We never got entry to the service and instead had to listen to the whole service through the closed doors from the foyer, while trying to negotiate for my wife to at least get some time with her Mum afterwards. All requests were refused. The service finished and the guests were ushered out a back door to avoid us. They all left without saying a word. And not a word has been said since. It was devastating to see my wife go through this. My daughter didn’t deserve not to be considered by them either. How do you explain this to a teenager who is already battling mental health issues (many caused by this family in the first place)? It was heartbreaking. We could do little more than come home and deal with the issues we still had waiting for us at home.

The 4-week deadline to vacate our home passed and we are no closer to finding somewhere to live, due to our current circumstances. It became obvious that finding a new place to live was going to be a bigger challenge than we’d ever imagined. The rental market was like I’d never seen it before. Rental prices had gone through the roof and much of it was well out of our budget. To my surprise, whatever was within our budget required a guarantor, regardless of whether we could afford the rent or not. I am a 48-year-old man with a family, so who on this earth am I meant to ask to be my guarantor? For the first time in my life, it was looking like I could be made homeless, along with my vulnerable teenage daughter and disabled wife that I care for, not forgetting my PKU diet and other health issues I needed to manage. I was beside myself with anxiety.

I was eventually put in touch with an anti-homelessness charity called Launchpad, who was there to support me in finding a home and/or temporary accommodation. It was through the charity that I discovered temporary accommodation would more than likely be a hotel room and we could be there for months. To manage my PKU, not having a kitchen wasn’t an option. I emailed my PKU team at Guy’s and St. Thomas, who are an amazing support team.

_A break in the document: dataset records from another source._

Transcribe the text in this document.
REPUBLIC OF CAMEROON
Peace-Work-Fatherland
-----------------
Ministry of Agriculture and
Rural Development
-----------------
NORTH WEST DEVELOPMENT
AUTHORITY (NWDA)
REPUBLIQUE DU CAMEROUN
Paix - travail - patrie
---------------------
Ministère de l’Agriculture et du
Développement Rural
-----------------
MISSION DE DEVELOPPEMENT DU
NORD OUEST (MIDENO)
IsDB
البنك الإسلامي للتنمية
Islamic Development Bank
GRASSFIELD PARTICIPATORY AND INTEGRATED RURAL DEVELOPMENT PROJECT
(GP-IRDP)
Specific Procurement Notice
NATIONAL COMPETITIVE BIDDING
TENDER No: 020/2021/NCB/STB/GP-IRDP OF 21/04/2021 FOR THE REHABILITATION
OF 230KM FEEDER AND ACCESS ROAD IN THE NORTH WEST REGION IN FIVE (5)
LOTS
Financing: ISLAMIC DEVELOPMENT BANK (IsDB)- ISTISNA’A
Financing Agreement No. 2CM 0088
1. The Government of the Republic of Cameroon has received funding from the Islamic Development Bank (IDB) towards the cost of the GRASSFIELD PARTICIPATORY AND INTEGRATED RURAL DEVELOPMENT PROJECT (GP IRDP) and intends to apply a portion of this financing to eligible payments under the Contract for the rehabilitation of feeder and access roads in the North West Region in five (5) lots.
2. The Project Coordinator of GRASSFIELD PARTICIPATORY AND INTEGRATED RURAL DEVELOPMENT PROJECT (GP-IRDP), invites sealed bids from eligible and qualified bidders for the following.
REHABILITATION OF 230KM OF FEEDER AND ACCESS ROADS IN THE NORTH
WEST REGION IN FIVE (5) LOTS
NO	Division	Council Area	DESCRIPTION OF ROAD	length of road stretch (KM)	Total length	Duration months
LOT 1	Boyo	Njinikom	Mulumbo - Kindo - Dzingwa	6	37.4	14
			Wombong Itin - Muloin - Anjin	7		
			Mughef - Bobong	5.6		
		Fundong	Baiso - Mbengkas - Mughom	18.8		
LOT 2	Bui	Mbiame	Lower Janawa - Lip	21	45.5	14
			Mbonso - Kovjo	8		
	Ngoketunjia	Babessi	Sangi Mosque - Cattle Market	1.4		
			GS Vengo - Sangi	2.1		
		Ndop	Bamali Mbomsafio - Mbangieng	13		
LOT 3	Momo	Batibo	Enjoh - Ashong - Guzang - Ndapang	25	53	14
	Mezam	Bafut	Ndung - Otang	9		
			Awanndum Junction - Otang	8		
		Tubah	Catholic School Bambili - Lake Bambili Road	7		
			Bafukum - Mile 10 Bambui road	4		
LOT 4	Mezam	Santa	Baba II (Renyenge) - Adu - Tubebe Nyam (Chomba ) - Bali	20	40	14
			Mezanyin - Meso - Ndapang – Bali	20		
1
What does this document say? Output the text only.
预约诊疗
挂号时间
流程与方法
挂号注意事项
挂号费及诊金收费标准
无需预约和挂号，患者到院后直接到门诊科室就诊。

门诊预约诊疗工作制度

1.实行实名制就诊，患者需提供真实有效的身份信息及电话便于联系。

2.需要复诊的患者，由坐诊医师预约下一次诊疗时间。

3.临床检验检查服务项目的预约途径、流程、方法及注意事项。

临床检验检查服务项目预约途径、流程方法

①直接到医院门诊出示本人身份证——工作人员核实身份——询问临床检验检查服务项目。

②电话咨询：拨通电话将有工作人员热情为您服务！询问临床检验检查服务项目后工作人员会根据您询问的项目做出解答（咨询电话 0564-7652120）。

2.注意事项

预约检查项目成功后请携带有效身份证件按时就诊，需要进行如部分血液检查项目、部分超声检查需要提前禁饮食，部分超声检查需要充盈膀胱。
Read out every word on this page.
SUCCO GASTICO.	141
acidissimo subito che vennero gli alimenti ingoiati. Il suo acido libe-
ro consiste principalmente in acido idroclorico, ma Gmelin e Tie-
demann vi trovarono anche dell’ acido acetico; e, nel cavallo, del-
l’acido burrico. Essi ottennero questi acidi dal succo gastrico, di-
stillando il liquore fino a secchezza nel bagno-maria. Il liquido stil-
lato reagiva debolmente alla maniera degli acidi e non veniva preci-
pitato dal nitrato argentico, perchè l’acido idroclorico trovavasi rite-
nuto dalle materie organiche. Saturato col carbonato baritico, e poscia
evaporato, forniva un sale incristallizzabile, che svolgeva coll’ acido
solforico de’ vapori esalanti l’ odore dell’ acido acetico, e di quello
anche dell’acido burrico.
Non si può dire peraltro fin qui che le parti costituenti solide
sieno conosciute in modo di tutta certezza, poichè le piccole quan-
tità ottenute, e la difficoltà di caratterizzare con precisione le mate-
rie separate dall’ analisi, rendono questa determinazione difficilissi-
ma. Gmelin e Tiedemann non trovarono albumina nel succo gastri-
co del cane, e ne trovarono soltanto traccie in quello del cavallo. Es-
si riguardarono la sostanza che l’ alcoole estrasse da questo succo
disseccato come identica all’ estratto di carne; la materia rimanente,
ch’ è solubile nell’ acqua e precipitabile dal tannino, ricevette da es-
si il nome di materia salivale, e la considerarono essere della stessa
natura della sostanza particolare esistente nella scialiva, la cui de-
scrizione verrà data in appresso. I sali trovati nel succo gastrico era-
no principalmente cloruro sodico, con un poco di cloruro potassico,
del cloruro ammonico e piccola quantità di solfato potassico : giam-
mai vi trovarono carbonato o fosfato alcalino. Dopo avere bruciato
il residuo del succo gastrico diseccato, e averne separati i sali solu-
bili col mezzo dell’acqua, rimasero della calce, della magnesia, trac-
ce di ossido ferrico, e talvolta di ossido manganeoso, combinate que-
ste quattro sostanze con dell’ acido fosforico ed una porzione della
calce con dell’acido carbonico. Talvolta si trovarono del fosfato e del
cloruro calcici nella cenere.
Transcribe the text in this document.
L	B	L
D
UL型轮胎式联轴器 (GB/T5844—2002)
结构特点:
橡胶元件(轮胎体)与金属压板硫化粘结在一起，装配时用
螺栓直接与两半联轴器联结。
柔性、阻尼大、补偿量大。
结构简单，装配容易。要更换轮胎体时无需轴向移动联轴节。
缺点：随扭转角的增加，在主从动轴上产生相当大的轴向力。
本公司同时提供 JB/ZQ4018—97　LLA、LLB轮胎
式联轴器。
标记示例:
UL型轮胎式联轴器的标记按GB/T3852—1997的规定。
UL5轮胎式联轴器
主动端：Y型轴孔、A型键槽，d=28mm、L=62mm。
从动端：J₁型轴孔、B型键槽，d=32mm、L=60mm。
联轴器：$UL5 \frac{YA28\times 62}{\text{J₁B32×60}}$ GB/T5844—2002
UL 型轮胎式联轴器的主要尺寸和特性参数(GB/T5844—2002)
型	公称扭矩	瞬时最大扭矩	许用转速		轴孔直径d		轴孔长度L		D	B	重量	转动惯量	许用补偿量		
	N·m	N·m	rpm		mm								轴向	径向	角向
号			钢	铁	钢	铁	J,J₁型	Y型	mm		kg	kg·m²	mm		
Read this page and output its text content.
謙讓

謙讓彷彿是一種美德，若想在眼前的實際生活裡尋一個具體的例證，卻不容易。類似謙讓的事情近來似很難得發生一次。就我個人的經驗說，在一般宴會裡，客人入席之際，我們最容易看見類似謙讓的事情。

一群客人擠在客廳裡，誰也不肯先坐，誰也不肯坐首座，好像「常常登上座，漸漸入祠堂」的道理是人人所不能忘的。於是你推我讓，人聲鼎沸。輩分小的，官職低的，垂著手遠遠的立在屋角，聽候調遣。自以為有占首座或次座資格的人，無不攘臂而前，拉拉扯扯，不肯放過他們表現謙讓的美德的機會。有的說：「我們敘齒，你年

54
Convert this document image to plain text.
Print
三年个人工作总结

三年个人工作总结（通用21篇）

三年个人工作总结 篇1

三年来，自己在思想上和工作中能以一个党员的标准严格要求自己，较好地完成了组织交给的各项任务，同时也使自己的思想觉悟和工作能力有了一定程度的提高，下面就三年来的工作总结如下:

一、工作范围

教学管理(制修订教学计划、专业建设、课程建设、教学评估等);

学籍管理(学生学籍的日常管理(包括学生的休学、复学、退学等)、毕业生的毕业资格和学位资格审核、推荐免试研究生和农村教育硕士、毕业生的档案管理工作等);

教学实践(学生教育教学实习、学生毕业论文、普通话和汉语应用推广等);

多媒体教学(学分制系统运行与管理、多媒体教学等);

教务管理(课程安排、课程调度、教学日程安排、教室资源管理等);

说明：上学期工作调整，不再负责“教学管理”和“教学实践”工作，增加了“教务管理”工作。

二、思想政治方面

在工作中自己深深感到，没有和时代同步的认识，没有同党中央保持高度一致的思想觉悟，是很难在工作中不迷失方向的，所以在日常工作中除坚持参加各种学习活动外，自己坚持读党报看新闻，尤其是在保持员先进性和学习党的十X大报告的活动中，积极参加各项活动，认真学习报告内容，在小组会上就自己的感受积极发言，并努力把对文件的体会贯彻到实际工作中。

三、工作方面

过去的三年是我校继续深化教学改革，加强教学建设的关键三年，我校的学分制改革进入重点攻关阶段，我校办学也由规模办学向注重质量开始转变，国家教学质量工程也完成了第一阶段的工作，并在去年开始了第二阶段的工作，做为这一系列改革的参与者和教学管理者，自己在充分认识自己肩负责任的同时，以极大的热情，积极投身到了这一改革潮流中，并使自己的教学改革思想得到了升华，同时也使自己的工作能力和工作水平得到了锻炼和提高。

They wrote a letter stating the importance of a kitchen for managing my PKU diet, along with other information about PKU. I added this to a growing portfolio of evidence that the charity helped me compile for our case for social housing. I have never had to deal with so much paperwork in my life! I don’t know how I would’ve managed to get it all done without them. Launchpad were fantastic!
August 2024
With our main portfolio of evidence submitted to the council to further our housing application. It was now a waiting game. What would come first, an offer of social housing or the eviction date?
Meanwhile, we tried to continue our private rental search, but it was hard to get a viewing; we just weren’t meeting the criteria to even view places. When we managed to view properties, we were putting in an offer regardless of the condition, but we were declined every time. It was demoralising. Lots of the properties were in pretty poor condition. It is quite an experience to be made to feel not even worthy enough to pay through the nose to live in some over-priced hovel that a landlord has the cheek to even advertise as a home.
The days dragged by as we tentatively waited to find out our fate. The private rental market continued to look futile as we waited for the local council to chew over our application and for the court system to decide our fate with the eviction. What would happen first?